5. Aid and Humanitarian Crisis

Wikipedia: Describes Israel's blockade cutting off necessities and causing famine, with Israel's actions as a key factor.

Grokipedia: Features a section on "Aid Distribution Failures and Diversion by Hamas," emphasizing that "Hamas diverts up to 25% of incoming aid supplies" and that aid failures stem primarily from Hamas's control and diversion rather than Israeli restrictions.

6. Language and Terminology

Wikipedia: Uses terms like "Israeli invasion," "Israeli offensive," and "Israeli strikes" in a descriptive manner.

Grokipedia: Uses emotionally charged language like Hamas's "systematic atrocities," "barbarism," and describes October 7 as involving "mass killings, sexual violence, and arson" while Israeli actions are described as "targeted operations," "precision strikes," and "necessary self-defense."

7. International Law and War Crimes

Wikipedia: Notes that "experts and human rights organizations have stated that Israel and Hamas have committed war crimes", treating both sides' alleged violations seriously.

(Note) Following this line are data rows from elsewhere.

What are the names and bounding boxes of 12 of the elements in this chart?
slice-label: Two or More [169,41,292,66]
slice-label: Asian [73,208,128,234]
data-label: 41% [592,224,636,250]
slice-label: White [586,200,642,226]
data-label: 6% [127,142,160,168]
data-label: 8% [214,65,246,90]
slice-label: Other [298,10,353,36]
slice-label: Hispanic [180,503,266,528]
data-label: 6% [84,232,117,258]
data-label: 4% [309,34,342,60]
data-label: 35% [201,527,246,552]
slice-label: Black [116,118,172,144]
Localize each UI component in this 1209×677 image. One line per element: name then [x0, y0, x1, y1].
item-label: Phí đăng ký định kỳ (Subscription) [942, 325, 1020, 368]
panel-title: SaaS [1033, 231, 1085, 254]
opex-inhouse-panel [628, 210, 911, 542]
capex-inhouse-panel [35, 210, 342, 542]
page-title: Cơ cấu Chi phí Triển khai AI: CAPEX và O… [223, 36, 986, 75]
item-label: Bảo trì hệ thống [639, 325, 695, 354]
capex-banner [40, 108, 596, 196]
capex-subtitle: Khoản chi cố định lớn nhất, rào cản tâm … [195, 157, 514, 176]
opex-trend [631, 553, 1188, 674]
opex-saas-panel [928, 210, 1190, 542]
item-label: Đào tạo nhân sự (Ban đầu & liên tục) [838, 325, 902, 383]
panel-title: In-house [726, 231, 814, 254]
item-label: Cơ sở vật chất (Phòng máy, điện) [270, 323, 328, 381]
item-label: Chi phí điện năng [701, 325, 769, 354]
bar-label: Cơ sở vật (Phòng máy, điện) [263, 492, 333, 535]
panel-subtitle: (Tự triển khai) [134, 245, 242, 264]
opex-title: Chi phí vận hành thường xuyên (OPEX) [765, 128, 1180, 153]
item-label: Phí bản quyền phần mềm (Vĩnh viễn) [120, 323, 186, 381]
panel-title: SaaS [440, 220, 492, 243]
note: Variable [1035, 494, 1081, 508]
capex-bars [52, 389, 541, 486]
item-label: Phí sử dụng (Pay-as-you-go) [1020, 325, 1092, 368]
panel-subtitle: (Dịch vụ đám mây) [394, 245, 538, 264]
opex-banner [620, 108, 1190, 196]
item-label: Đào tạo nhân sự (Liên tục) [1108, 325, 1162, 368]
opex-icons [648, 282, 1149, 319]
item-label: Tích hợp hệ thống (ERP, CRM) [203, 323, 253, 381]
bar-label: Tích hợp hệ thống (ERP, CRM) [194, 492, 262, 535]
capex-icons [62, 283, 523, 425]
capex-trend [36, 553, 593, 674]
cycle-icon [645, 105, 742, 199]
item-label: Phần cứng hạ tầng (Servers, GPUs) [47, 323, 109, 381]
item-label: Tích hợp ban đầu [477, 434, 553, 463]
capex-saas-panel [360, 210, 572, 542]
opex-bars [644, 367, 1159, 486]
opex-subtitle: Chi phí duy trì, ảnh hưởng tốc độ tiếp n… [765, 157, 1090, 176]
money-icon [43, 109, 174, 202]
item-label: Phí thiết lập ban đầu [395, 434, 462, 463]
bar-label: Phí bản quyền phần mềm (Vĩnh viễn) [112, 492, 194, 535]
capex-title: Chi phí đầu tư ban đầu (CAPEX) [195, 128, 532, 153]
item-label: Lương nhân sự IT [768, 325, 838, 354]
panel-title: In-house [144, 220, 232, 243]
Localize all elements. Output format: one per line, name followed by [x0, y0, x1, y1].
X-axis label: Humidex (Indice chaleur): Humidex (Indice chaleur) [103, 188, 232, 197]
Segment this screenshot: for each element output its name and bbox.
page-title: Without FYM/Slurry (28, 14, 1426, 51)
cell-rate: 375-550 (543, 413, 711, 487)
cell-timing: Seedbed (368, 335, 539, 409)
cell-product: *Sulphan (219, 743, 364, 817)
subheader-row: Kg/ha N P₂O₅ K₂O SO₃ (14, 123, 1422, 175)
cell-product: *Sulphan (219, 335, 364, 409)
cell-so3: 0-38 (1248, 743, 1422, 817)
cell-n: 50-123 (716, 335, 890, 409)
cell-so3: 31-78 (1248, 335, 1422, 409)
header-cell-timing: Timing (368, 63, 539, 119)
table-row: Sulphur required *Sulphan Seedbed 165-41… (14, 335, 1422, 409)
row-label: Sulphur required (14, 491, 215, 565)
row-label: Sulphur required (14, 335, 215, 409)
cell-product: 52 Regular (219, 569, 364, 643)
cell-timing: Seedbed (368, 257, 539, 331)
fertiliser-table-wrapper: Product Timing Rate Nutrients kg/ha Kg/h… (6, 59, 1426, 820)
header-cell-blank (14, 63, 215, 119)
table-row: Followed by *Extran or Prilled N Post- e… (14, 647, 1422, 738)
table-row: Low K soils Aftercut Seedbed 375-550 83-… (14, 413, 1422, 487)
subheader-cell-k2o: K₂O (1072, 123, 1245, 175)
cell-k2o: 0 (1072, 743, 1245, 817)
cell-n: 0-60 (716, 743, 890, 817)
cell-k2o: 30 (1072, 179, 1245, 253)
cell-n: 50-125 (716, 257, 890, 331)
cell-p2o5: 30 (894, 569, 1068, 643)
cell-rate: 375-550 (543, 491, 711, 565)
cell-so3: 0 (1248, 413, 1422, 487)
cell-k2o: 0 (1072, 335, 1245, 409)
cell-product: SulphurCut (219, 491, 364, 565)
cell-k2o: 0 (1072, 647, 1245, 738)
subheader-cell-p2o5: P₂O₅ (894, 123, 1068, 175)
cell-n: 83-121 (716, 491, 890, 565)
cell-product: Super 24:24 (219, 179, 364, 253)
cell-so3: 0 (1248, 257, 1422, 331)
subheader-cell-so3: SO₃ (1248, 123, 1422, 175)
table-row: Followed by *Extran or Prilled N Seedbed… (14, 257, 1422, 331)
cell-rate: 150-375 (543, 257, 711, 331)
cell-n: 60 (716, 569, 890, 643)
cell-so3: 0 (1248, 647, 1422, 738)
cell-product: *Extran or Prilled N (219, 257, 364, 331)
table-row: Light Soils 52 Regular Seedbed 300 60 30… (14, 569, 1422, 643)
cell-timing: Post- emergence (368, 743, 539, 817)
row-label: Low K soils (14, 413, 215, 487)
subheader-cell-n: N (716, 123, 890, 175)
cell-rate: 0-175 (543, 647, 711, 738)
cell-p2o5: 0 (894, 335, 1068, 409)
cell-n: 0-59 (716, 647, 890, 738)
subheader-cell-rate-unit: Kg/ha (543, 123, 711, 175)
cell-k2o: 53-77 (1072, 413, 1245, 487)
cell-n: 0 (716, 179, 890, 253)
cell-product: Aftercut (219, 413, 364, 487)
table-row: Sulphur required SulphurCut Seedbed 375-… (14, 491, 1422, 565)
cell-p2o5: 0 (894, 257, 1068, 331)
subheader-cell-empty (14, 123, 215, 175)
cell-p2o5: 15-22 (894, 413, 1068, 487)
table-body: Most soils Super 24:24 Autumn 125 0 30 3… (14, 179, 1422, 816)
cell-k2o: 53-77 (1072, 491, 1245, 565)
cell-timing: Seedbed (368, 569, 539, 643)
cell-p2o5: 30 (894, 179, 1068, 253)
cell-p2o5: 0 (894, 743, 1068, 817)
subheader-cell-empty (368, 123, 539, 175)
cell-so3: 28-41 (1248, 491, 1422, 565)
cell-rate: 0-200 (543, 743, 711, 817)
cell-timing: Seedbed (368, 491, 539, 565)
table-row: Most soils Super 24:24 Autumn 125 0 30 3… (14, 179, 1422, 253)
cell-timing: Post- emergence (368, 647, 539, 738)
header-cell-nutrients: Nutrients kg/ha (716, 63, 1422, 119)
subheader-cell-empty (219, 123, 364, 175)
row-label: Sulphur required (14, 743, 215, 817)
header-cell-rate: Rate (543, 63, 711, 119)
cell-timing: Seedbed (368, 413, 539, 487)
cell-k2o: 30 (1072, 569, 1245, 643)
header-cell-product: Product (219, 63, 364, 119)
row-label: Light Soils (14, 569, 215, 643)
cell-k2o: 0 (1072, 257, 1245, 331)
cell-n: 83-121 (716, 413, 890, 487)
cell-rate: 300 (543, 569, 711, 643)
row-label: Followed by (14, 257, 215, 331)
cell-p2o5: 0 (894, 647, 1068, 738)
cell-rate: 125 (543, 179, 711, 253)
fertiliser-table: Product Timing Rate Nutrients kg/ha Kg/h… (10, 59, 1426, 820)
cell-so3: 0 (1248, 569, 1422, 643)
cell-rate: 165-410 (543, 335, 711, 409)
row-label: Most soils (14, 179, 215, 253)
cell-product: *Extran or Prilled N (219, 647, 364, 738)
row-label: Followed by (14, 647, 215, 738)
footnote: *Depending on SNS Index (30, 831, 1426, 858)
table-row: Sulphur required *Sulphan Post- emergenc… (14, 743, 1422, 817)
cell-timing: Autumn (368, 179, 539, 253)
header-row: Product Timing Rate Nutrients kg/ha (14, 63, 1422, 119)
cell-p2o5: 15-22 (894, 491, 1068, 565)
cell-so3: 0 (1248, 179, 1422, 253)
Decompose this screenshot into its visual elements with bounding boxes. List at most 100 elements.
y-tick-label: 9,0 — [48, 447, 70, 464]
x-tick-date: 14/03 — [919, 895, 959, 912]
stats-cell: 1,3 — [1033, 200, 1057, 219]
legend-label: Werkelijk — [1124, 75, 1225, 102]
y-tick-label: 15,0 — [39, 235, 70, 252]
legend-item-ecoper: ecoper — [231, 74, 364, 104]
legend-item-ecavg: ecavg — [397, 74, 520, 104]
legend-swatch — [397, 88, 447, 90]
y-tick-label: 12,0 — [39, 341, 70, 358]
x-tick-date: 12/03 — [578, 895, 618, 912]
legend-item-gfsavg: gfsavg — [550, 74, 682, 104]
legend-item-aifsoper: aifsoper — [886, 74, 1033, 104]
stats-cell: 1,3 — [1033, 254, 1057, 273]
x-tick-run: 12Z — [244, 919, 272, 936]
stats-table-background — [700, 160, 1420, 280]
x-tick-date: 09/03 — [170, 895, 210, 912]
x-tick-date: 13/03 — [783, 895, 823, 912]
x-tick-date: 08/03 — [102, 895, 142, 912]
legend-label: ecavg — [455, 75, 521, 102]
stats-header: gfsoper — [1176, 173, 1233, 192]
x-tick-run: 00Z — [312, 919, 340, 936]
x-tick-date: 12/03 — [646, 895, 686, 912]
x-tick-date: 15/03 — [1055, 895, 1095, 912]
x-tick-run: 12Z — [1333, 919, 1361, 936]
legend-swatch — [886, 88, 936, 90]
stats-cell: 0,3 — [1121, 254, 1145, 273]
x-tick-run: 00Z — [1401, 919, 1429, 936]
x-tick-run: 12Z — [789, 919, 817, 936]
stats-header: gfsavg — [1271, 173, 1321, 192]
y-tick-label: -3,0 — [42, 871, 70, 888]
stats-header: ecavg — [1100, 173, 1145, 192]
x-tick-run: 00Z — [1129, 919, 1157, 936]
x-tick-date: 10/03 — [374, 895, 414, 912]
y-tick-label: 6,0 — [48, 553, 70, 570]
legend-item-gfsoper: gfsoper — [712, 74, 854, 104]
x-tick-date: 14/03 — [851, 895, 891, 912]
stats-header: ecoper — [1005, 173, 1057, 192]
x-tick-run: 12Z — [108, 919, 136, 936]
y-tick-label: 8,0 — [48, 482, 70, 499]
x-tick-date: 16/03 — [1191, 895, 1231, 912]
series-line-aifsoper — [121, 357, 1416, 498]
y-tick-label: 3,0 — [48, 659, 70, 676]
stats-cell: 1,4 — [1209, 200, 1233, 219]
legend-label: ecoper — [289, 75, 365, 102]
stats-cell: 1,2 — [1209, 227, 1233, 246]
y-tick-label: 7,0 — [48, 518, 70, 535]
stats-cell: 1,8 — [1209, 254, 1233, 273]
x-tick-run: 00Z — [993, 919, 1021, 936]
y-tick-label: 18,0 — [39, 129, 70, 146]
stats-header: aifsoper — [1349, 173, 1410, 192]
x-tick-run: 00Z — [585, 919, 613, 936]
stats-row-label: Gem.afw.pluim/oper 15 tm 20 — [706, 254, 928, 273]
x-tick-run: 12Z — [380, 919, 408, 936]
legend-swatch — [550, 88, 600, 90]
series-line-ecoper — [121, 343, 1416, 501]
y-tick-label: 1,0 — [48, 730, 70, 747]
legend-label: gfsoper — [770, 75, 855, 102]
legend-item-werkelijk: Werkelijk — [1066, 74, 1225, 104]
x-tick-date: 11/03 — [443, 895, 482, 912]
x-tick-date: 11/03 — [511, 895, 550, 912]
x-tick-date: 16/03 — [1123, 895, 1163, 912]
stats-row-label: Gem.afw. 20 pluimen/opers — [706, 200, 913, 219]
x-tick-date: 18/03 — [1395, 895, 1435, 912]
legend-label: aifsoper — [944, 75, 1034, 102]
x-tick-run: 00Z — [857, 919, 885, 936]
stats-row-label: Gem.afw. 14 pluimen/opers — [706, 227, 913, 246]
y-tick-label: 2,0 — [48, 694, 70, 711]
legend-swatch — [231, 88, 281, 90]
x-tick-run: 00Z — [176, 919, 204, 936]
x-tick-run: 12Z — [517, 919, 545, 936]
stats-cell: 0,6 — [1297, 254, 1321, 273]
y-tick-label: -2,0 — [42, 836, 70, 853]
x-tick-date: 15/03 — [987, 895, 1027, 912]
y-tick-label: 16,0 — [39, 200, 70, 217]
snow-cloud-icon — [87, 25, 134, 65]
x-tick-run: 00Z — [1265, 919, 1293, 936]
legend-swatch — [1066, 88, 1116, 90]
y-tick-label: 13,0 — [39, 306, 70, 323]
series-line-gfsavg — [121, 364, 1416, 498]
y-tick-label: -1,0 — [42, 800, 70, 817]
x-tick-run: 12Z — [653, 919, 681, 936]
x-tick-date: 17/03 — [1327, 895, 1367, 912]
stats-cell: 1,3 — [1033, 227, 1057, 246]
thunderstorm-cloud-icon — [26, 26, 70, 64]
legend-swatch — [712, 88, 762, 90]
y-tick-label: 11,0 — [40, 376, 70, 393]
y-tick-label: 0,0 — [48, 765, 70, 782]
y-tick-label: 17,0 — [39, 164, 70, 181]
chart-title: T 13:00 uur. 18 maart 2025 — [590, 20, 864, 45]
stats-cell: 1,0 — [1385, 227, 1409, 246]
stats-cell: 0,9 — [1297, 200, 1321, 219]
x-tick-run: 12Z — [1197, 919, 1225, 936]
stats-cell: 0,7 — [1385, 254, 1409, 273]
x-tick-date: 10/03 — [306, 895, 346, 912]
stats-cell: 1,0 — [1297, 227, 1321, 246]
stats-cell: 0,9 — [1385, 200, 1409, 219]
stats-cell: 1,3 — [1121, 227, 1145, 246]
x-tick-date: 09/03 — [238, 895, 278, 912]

Grokipedia: Has separate sections for "Hamas Violations" and "Israeli Actions Under International Law," with the Hamas section focusing on terrorism...

Comparing the Elon Musk articles between Grokipedia and Wikipedia, the first factual difference is with Tesla:

>..Musk founded SpaceX in 2002 as CEO and chief engineer, Tesla in 2003 ... (grok)

>Musk joined the automaker Tesla as an early investor in 2004 and became its CEO ... (wikipedia)

I think Wikipedia is more accurate on that one.

You're right, that's definitely a mistake. Though to be fair, the same article gets it right if you scroll down to the Tesla section. The article on Tesla also gets it right.
It will get better. This is only version 0.1.
[dead]
Does the world need a Mecha-Hitler version of Wikipedia?